While corporate profits have been trending higher, the average wage has been stagnant. The economist in me was thinking, “How long can corporate profits rise if the average worker isn’t seeing an increase in pay?”The demand for goods and services can increase based on a couple of factors—more people working or people earning more money. With the unemployment rate at incredibly low levels, it is unlikely we are going to see a big increase from that standpoint. That leaves the second option which is to see wages increase so that consumers can afford to buy more goods and services.
This is when I started thinking about Henry Ford. Today’s business leaders seem to be more concerned with pleasing shareholders and making the stock price rise. I am not saying that Ford wasn’t known for pushing workers hard, but he also tried to make sure he had an ample market for his products by paying his workers well enough that they wanted to buy a Ford.

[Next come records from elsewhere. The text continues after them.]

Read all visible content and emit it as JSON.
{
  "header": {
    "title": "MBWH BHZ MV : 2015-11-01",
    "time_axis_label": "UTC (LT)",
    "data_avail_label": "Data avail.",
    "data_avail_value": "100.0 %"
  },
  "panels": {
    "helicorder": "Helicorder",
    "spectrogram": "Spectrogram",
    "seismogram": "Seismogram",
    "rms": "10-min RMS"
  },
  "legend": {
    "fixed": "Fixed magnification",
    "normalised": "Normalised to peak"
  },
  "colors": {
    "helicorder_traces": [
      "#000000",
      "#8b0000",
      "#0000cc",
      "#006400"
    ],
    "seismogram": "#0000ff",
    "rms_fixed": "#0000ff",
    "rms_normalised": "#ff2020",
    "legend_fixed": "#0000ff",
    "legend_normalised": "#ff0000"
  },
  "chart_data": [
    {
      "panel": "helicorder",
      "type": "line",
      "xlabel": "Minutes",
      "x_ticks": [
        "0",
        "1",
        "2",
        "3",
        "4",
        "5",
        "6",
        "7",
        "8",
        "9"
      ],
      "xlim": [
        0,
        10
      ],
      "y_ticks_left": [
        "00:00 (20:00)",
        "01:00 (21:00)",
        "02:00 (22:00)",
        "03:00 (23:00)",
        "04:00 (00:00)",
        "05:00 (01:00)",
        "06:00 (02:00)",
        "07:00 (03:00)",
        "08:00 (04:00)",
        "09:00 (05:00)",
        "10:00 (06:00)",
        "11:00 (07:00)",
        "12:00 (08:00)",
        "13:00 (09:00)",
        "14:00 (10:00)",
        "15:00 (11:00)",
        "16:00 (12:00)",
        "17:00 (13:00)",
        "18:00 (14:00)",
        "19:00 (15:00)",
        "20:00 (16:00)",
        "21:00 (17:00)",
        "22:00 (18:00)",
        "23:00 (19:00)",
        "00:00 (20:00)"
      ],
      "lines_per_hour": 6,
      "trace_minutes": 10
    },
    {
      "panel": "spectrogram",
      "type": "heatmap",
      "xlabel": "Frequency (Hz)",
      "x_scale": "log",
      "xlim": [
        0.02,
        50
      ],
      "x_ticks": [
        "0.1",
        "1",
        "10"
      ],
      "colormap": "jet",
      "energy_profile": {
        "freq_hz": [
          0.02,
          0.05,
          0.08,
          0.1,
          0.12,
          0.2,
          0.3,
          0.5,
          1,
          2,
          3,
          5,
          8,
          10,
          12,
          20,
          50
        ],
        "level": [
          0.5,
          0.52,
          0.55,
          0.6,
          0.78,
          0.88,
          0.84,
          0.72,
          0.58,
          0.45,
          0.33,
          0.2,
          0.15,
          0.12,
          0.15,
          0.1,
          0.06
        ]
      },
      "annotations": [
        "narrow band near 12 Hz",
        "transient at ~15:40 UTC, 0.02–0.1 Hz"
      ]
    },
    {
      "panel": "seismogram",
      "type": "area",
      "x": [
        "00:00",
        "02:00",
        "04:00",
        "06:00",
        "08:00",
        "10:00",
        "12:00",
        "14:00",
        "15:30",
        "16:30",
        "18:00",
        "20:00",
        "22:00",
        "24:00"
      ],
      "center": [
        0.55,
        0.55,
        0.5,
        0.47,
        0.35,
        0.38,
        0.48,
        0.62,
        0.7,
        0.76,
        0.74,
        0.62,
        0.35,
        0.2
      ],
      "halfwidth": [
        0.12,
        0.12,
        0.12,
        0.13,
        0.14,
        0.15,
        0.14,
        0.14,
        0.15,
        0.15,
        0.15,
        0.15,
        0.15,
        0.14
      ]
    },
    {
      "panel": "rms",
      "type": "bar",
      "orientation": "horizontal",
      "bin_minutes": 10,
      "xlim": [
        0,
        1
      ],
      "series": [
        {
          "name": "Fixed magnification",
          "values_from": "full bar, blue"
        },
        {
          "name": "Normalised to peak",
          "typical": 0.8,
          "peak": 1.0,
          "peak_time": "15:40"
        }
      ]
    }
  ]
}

Thinking about some companies today, I had to wonder how much they could benefit by paying their workers a little better. I am not advocating for a $15 minimum wage or anything like that. I am suggesting that if Walmart were to increase wages by say 10%, the company would also see an increase in their own sales as their own workers would have more to spend in their stores.
Of course it is more complicated than that and there would need to be some deep analysis on how much would sales increase compared to incremental levels of pay increases for workers. I don’t have a deep insider view of Walmart and I am not picking on the company. I am simply using them as an example. The same theory could be applied to any number of companies—McDonald’s, Nike, and Target all come to mind.
The idea of taking care of workers seems to be secondary to looking out for shareholders. The two concepts don’t have to be mutually exclusive.
With wages stagnating and full employment essentially achieved, it will be hard for companies to grow sales. If sales start to decline, the record corporate profits won’t last for long. In my opinion, for this bullish cycle to continue for a few more years, we will need to an increase in wages. Of course we don’t want them to rise too fast and create higher inflation that is much greater than the current pace of inflation.
There were a few companies that announced pay increases for employees after the tax bill was passed and Walmart was one of them. Some of the other companies were AT&T, Comcast, and Wells Fargo. There were also a number of companies that passed along some of the tax savings to employees via a bonus.
I would love to see a study of how much the companies got back in spending from employees. Did AT&T see a jump in new phone sales? Did Walmart see a boost in TV sales? I am guessing that they did. I think Henry Ford’s way of thinking is still alive and our current business leaders need to revisit it.